Elder Millennials: Dark Thoughts and Bad Jobs

Elder Millennials: Dark Thoughts and Bad Jobs
AP Photo/Leo Correa

I was born in 1986, the year of release for the first movie I ever saw, David Cronenberg’s The Fly. I was raised in a middle-class, mixed-race family, in the suburbs of Riverside County, California, surrounded by heavy metal, violent cartoons, and children’s programming like Goosebumps and Are You Afraid of the Dark?—all of which warned me that the world I was entering was a wild, nasty place.

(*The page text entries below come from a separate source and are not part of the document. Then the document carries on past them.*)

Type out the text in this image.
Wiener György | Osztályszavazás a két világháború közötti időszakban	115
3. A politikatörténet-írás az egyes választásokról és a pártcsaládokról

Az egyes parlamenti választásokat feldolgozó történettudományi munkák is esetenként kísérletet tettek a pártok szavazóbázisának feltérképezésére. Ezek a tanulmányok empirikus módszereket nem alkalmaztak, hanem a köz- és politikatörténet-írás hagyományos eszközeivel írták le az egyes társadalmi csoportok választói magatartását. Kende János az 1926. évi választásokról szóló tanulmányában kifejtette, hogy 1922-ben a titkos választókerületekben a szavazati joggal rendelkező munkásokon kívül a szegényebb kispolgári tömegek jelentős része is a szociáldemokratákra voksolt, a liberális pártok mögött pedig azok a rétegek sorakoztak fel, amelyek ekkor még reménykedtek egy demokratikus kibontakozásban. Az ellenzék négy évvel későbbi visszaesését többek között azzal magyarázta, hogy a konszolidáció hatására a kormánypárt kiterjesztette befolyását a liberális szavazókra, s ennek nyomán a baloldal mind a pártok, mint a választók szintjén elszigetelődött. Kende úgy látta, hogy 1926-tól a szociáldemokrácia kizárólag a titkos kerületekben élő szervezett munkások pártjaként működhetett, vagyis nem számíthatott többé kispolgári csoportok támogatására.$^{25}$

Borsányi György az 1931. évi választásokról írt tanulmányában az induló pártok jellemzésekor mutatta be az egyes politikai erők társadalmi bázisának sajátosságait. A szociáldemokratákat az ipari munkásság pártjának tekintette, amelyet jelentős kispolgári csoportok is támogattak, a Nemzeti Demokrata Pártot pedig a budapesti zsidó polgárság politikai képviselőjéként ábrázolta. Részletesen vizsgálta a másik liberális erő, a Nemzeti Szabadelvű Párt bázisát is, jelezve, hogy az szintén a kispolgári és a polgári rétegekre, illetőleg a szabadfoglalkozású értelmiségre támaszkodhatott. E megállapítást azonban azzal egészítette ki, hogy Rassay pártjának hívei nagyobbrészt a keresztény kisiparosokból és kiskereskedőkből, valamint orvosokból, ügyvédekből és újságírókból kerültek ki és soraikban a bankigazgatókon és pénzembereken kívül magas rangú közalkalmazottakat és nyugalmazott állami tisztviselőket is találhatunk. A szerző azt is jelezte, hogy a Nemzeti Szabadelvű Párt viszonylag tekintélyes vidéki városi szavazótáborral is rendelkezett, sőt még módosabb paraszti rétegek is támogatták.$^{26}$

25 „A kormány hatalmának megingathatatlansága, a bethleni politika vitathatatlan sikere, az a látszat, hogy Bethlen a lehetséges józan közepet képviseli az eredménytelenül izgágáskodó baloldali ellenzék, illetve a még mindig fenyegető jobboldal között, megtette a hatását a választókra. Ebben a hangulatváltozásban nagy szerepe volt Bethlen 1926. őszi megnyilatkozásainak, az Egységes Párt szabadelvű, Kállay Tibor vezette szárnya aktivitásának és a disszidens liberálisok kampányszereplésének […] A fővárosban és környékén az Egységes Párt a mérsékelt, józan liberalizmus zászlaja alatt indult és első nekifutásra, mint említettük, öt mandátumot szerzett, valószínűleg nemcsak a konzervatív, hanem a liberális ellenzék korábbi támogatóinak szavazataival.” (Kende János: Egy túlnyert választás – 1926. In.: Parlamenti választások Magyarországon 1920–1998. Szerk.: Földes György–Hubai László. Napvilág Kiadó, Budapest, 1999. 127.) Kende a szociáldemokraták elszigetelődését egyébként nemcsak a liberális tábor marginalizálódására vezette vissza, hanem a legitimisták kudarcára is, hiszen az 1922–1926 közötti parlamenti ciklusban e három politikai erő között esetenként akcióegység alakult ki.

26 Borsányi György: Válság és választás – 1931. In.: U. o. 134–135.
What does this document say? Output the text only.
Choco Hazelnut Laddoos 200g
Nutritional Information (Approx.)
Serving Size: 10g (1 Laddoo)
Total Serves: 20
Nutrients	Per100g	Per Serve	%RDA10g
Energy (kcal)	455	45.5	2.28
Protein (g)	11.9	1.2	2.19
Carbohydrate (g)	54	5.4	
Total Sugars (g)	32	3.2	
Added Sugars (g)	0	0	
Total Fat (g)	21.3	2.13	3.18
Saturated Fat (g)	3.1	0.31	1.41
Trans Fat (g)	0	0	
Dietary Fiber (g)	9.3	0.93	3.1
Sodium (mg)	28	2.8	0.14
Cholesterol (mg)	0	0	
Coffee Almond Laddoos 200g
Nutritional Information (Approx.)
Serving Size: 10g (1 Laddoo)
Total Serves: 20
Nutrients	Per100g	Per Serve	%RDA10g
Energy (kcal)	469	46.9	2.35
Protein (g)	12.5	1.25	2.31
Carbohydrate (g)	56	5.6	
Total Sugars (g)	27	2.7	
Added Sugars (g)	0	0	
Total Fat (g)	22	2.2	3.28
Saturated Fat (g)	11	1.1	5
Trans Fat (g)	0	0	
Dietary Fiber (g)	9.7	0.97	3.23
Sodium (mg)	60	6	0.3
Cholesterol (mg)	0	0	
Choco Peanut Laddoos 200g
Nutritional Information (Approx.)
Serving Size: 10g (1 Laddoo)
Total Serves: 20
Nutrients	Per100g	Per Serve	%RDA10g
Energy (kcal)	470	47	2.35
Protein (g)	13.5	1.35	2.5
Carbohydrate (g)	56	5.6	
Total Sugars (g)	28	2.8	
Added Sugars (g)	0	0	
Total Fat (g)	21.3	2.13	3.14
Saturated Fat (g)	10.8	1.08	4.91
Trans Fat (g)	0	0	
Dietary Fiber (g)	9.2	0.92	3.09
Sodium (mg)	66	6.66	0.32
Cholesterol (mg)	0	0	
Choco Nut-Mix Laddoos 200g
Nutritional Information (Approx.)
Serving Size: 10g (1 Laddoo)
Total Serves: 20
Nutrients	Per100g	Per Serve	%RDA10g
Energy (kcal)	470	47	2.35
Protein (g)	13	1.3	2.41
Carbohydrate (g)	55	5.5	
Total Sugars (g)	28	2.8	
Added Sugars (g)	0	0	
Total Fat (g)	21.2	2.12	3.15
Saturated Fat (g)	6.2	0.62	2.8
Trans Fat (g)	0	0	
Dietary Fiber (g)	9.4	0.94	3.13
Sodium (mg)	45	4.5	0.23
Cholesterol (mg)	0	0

I also grew up watching Married with Children, sitting on the couch with my father, emulating Al Bundy’s signature pose. Another message I got: Middle-class American life is a nightmare. It’s a vicious trap for suckers too stupid to be successful or too scared to be vagabonds. George Carlin, N.W.A., Black Flag. Everywhere I looked, it seemed all of the cool people had the same message. The American Dream is a sham. You’re better than that.

Kurt Cobain, Tupac, Biggie, and River Phoenix showed a generation of suburban boys our nihilistic path. We were too clever for the assembly lines, too principled for Wall Street, too vulgar for academia. Find glory or die, because this middle space of strip malls and mortgages is worse than death.